El teniente puso las manos sobre las rodillas y se inclinó hacia delante.
Tenía los ojos verdosos clavados sobre Spade con una mirada de extraña
fijeza, como si el enfocarlos fuera una cuestión mecánica que sólo pudiera
lograrse tirando de una palanca o apretando un botón.
—¿Qué armas sueles llevar encima? —preguntó.
—Ninguna. No me gustan gran cosa. Claro, en el despacho hay algunas.
—Me gustaría ver una de ellas —dijo el teniente—. ¿No tendrás aquí
alguna por casualidad?
—No.
—¿Estás seguro?
—Puedes buscar —dijo Spade, sonriendo y trazando un arco en el aire
con el vaso vacío—. Vuélvelo todo patas abajo, si quieres. No voy a
protestar..., si es que traes una orden judicial de registro, claro.
—¡Pero, hombre, Sam! —protestó Tom.
Spade dejó el vaso sobre la mesa y se puso en pie, de frente al
teniente.
—¿Qué buscas, Dundy? —dijo con voz tan dura y fría como sus ojos.
Los ojos del teniente Dundy se habían movido para permanecer
enfocados sobre Spade. Únicamente los ojos se habían movido.
Tom cambió otra vez de postura en el sofá, respiró con fuerza echando
el aire por la nariz y gruñó en son de queja:
—No queremos crear dificultades, Sam.
Spade prescindió de Tom y le dijo a Dundy:
—Bueno, ¿qué quieres? Habla claro. ¿Quién diablos te has creído que
eres, viniendo aquí para tratar de liarme?
—Está bien —dijo Dundy, con voz hueca—. Siéntate y escucha.
—Me sentaré o me quedaré de pie, según me dé la gana —dijo Spade,
sin moverse.
—¡Por Dios, hombre, sé razonable! —le suplicó Tom—. ¿De qué sirve
que nos peleemos? Si no hemos hablado claro desde el principio es porque
cuando te pregunté que quién era ese Thursby poco menos que me dijiste
que no era asunto mío. No puedes tratarnos así, Sam. No está bien y no te
llevará a ninguna parte. Nosotros tenemos una obligación que cumplir.

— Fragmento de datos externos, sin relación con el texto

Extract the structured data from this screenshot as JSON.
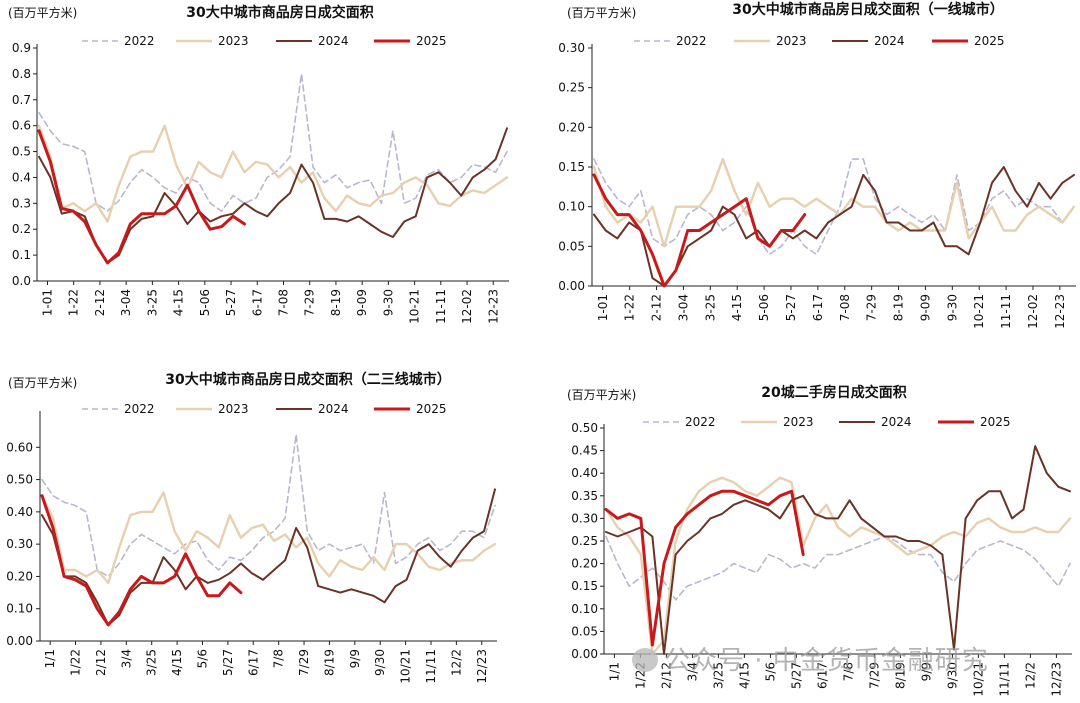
{
  "colors": {
    "2022": "#b9b7d0",
    "2023": "#e8cfae",
    "2024": "#6b3226",
    "2025": "#c8191b"
  },
  "watermark": "公众号 · 中金货币金融研究",
  "chart_data": [
    {
      "type": "line",
      "title": "30大中城市商品房日成交面积",
      "unit": "(百万平方米)",
      "ylim": [
        0,
        0.9
      ],
      "yticks": [
        "0.0",
        "0.1",
        "0.2",
        "0.3",
        "0.4",
        "0.5",
        "0.6",
        "0.7",
        "0.8",
        "0.9"
      ],
      "xticks": [
        "1-01",
        "1-22",
        "2-12",
        "3-04",
        "3-25",
        "4-15",
        "5-06",
        "5-27",
        "6-17",
        "7-08",
        "7-29",
        "8-19",
        "9-09",
        "9-30",
        "10-21",
        "11-11",
        "12-02",
        "12-23"
      ],
      "series": [
        {
          "name": "2022",
          "dash": true,
          "values": [
            0.65,
            0.58,
            0.53,
            0.52,
            0.5,
            0.3,
            0.27,
            0.31,
            0.38,
            0.43,
            0.4,
            0.36,
            0.34,
            0.4,
            0.38,
            0.3,
            0.27,
            0.33,
            0.3,
            0.32,
            0.4,
            0.43,
            0.48,
            0.8,
            0.44,
            0.38,
            0.41,
            0.36,
            0.38,
            0.39,
            0.3,
            0.58,
            0.3,
            0.32,
            0.41,
            0.43,
            0.38,
            0.4,
            0.45,
            0.44,
            0.42,
            0.5
          ]
        },
        {
          "name": "2023",
          "values": [
            0.6,
            0.48,
            0.28,
            0.3,
            0.27,
            0.3,
            0.23,
            0.37,
            0.48,
            0.5,
            0.5,
            0.6,
            0.45,
            0.36,
            0.46,
            0.42,
            0.4,
            0.5,
            0.42,
            0.46,
            0.45,
            0.4,
            0.44,
            0.38,
            0.42,
            0.32,
            0.27,
            0.33,
            0.3,
            0.29,
            0.33,
            0.34,
            0.38,
            0.4,
            0.37,
            0.3,
            0.29,
            0.33,
            0.35,
            0.34,
            0.37,
            0.4
          ]
        },
        {
          "name": "2024",
          "values": [
            0.48,
            0.4,
            0.26,
            0.27,
            0.25,
            0.14,
            0.07,
            0.1,
            0.2,
            0.24,
            0.25,
            0.34,
            0.29,
            0.22,
            0.27,
            0.23,
            0.25,
            0.26,
            0.3,
            0.27,
            0.25,
            0.3,
            0.34,
            0.45,
            0.38,
            0.24,
            0.24,
            0.23,
            0.25,
            0.22,
            0.19,
            0.17,
            0.23,
            0.25,
            0.4,
            0.42,
            0.38,
            0.33,
            0.4,
            0.43,
            0.47,
            0.59
          ]
        },
        {
          "name": "2025",
          "values": [
            0.58,
            0.46,
            0.28,
            0.27,
            0.23,
            0.14,
            0.07,
            0.11,
            0.22,
            0.26,
            0.26,
            0.26,
            0.29,
            0.37,
            0.27,
            0.2,
            0.21,
            0.25,
            0.22
          ]
        }
      ]
    },
    {
      "type": "line",
      "title": "30大中城市商品房日成交面积（一线城市）",
      "unit": "(百万平方米)",
      "ylim": [
        0,
        0.3
      ],
      "yticks": [
        "0.00",
        "0.05",
        "0.10",
        "0.15",
        "0.20",
        "0.25",
        "0.30"
      ],
      "xticks": [
        "1-01",
        "1-22",
        "2-12",
        "3-04",
        "3-25",
        "4-15",
        "5-06",
        "5-27",
        "6-17",
        "7-08",
        "7-29",
        "8-19",
        "9-09",
        "9-30",
        "10-21",
        "11-11",
        "12-02",
        "12-23"
      ],
      "series": [
        {
          "name": "2022",
          "dash": true,
          "values": [
            0.16,
            0.13,
            0.11,
            0.1,
            0.12,
            0.06,
            0.05,
            0.06,
            0.09,
            0.1,
            0.09,
            0.07,
            0.08,
            0.1,
            0.06,
            0.04,
            0.05,
            0.07,
            0.05,
            0.04,
            0.07,
            0.1,
            0.16,
            0.16,
            0.11,
            0.09,
            0.1,
            0.09,
            0.08,
            0.09,
            0.07,
            0.14,
            0.07,
            0.08,
            0.11,
            0.12,
            0.1,
            0.11,
            0.1,
            0.1,
            0.08,
            0.1
          ]
        },
        {
          "name": "2023",
          "values": [
            0.15,
            0.1,
            0.08,
            0.09,
            0.08,
            0.1,
            0.05,
            0.1,
            0.1,
            0.1,
            0.12,
            0.16,
            0.12,
            0.09,
            0.13,
            0.1,
            0.11,
            0.11,
            0.1,
            0.11,
            0.1,
            0.09,
            0.11,
            0.1,
            0.1,
            0.08,
            0.07,
            0.08,
            0.07,
            0.07,
            0.07,
            0.13,
            0.06,
            0.08,
            0.1,
            0.07,
            0.07,
            0.09,
            0.1,
            0.09,
            0.08,
            0.1
          ]
        },
        {
          "name": "2024",
          "values": [
            0.09,
            0.07,
            0.06,
            0.08,
            0.07,
            0.01,
            0.0,
            0.02,
            0.05,
            0.06,
            0.07,
            0.1,
            0.09,
            0.06,
            0.07,
            0.05,
            0.07,
            0.06,
            0.07,
            0.06,
            0.08,
            0.09,
            0.1,
            0.14,
            0.12,
            0.08,
            0.08,
            0.07,
            0.07,
            0.08,
            0.05,
            0.05,
            0.04,
            0.08,
            0.13,
            0.15,
            0.12,
            0.1,
            0.13,
            0.11,
            0.13,
            0.14
          ]
        },
        {
          "name": "2025",
          "values": [
            0.14,
            0.11,
            0.09,
            0.09,
            0.07,
            0.04,
            0.0,
            0.02,
            0.07,
            0.07,
            0.08,
            0.09,
            0.1,
            0.11,
            0.06,
            0.05,
            0.07,
            0.07,
            0.09
          ]
        }
      ]
    },
    {
      "type": "line",
      "title": "30大中城市商品房日成交面积（二三线城市）",
      "unit": "(百万平方米)",
      "ylim": [
        0,
        0.7
      ],
      "yticks": [
        "0.00",
        "0.10",
        "0.20",
        "0.30",
        "0.40",
        "0.50",
        "0.60"
      ],
      "xticks": [
        "1/1",
        "1/22",
        "2/12",
        "3/4",
        "3/25",
        "4/15",
        "5/6",
        "5/27",
        "6/17",
        "7/8",
        "7/29",
        "8/19",
        "9/9",
        "9/30",
        "10/21",
        "11/11",
        "12/2",
        "12/23"
      ],
      "series": [
        {
          "name": "2022",
          "dash": true,
          "values": [
            0.5,
            0.45,
            0.43,
            0.42,
            0.4,
            0.22,
            0.2,
            0.24,
            0.3,
            0.33,
            0.31,
            0.29,
            0.27,
            0.3,
            0.31,
            0.25,
            0.22,
            0.26,
            0.25,
            0.28,
            0.32,
            0.34,
            0.38,
            0.64,
            0.34,
            0.28,
            0.3,
            0.28,
            0.29,
            0.3,
            0.24,
            0.46,
            0.24,
            0.26,
            0.3,
            0.32,
            0.28,
            0.3,
            0.34,
            0.34,
            0.32,
            0.42
          ]
        },
        {
          "name": "2023",
          "values": [
            0.45,
            0.38,
            0.22,
            0.22,
            0.2,
            0.22,
            0.18,
            0.29,
            0.39,
            0.4,
            0.4,
            0.46,
            0.34,
            0.28,
            0.34,
            0.32,
            0.29,
            0.39,
            0.32,
            0.35,
            0.36,
            0.31,
            0.33,
            0.29,
            0.32,
            0.24,
            0.2,
            0.25,
            0.23,
            0.22,
            0.26,
            0.22,
            0.3,
            0.3,
            0.27,
            0.23,
            0.22,
            0.24,
            0.25,
            0.25,
            0.28,
            0.3
          ]
        },
        {
          "name": "2024",
          "values": [
            0.39,
            0.33,
            0.2,
            0.2,
            0.18,
            0.12,
            0.05,
            0.08,
            0.15,
            0.18,
            0.18,
            0.26,
            0.22,
            0.16,
            0.2,
            0.18,
            0.19,
            0.21,
            0.24,
            0.21,
            0.19,
            0.22,
            0.25,
            0.35,
            0.29,
            0.17,
            0.16,
            0.15,
            0.16,
            0.15,
            0.14,
            0.12,
            0.17,
            0.19,
            0.28,
            0.3,
            0.26,
            0.23,
            0.28,
            0.32,
            0.34,
            0.47
          ]
        },
        {
          "name": "2025",
          "values": [
            0.45,
            0.35,
            0.2,
            0.19,
            0.17,
            0.1,
            0.05,
            0.09,
            0.16,
            0.2,
            0.18,
            0.18,
            0.2,
            0.27,
            0.2,
            0.14,
            0.14,
            0.18,
            0.15
          ]
        }
      ]
    },
    {
      "type": "line",
      "title": "20城二手房日成交面积",
      "unit": "(百万平方米)",
      "ylim": [
        0,
        0.5
      ],
      "yticks": [
        "0.00",
        "0.05",
        "0.10",
        "0.15",
        "0.20",
        "0.25",
        "0.30",
        "0.35",
        "0.40",
        "0.45",
        "0.50"
      ],
      "xticks": [
        "1/1",
        "1/22",
        "2/12",
        "3/4",
        "3/25",
        "4/15",
        "5/6",
        "5/27",
        "6/17",
        "7/8",
        "7/29",
        "8/19",
        "9/9",
        "9/30",
        "10/21",
        "11/11",
        "12/2",
        "12/23"
      ],
      "series": [
        {
          "name": "2022",
          "dash": true,
          "values": [
            0.26,
            0.2,
            0.15,
            0.17,
            0.19,
            0.16,
            0.12,
            0.15,
            0.16,
            0.17,
            0.18,
            0.2,
            0.19,
            0.18,
            0.22,
            0.21,
            0.19,
            0.2,
            0.19,
            0.22,
            0.22,
            0.23,
            0.24,
            0.25,
            0.26,
            0.25,
            0.23,
            0.22,
            0.22,
            0.18,
            0.16,
            0.2,
            0.23,
            0.24,
            0.25,
            0.24,
            0.23,
            0.21,
            0.18,
            0.15,
            0.2
          ]
        },
        {
          "name": "2023",
          "values": [
            0.32,
            0.28,
            0.26,
            0.22,
            0.0,
            0.03,
            0.25,
            0.32,
            0.36,
            0.38,
            0.39,
            0.38,
            0.36,
            0.35,
            0.37,
            0.39,
            0.38,
            0.24,
            0.3,
            0.33,
            0.28,
            0.26,
            0.28,
            0.27,
            0.26,
            0.24,
            0.22,
            0.23,
            0.24,
            0.26,
            0.27,
            0.26,
            0.29,
            0.3,
            0.28,
            0.27,
            0.27,
            0.28,
            0.27,
            0.27,
            0.3
          ]
        },
        {
          "name": "2024",
          "values": [
            0.27,
            0.26,
            0.27,
            0.28,
            0.26,
            0.0,
            0.22,
            0.25,
            0.27,
            0.3,
            0.31,
            0.33,
            0.34,
            0.33,
            0.32,
            0.3,
            0.34,
            0.35,
            0.31,
            0.3,
            0.3,
            0.34,
            0.3,
            0.28,
            0.26,
            0.26,
            0.25,
            0.25,
            0.24,
            0.22,
            0.01,
            0.3,
            0.34,
            0.36,
            0.36,
            0.3,
            0.32,
            0.46,
            0.4,
            0.37,
            0.36
          ]
        },
        {
          "name": "2025",
          "values": [
            0.32,
            0.3,
            0.31,
            0.3,
            0.02,
            0.2,
            0.28,
            0.31,
            0.33,
            0.35,
            0.36,
            0.36,
            0.35,
            0.34,
            0.33,
            0.35,
            0.36,
            0.22
          ]
        }
      ]
    }
  ]
}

El teniente se puso en pie de un salto, se arrimó a Spade y avanzó el
rostro hacia el del otro hombre, más alto que él.
—Ya te tengo dicho que un buen día vas a dar un tropezón —le advirtió.
Spade hizo una mueca de desprecio y subió las cejas:
—Todos tropezamos alguna vez —replicó, con tranquilo desdén.
—Esta vez eres tú el que ha tropezado.
Spade sonrió y negó con la cabeza:
—No, ya me las arreglaré, gracias.
Le tembló nerviosamente el labio superior, en la parte izquierda, por
encima del colmillo superior. Sus ojos se tornaron rendijas calenturientas. Y
cuando habló, la voz le salió de iguales honduras que al teniente:
—No me gusta esto. ¿Se puede saber qué andáis husmeando? O me lo
decís o ya os estáis marchando para dejarme volver a la cama.
—¿Quién es Thursby? —preguntó Dundy, con voz exigente.
—Ya le dije a Tom lo que sé de él.
—A Tom le has dicho bien poco.
—Bien poco es lo que sé.
—¿Por qué le estabas siguiendo?
—Yo no le estaba siguiendo. Miles estaba siguiéndole, por la magnífica
razón de que un cliente nos estaba pagando buen dinero de curso legal para
que le siguiéramos.
—¿Quién es el cliente?
La placidez volvió a la cara y a la voz de Sam al decir en tono de
amonestación:
—Sabes muy bien que eso no puedo decírtelo hasta que haya hablado
con el cliente.
—Me lo vas a decir a mí o se lo vas a decir al juez —dijo Dundy,
acaloradamente—. Se trata de un asesinato, no lo olvides.
—Puede ser. Y escucha tú, precioso, algo que tú no debes olvidar. Te lo
diré o no, según me venga en gana. Hace ya mucho tiempo que no lloro
cuando no le caigo simpático a un policía.
Tom se levantó del sofá y fue a sentarse a los pies de la cama. El rostro
mal afeitado y sucio de barro estaba cansado y con arrugas.
—Sé razonable, Sam —le rogó—. Ayúdanos un poco. ¿Cómo vamos a
descubrir algo acerca de la muerte de Miles si te empeñas en no decirnos lo
que sabes?
—Por eso no os llevéis ningún mal rato —le dijo Spade—. Yo me
encargaré de enterrar a mis muertos.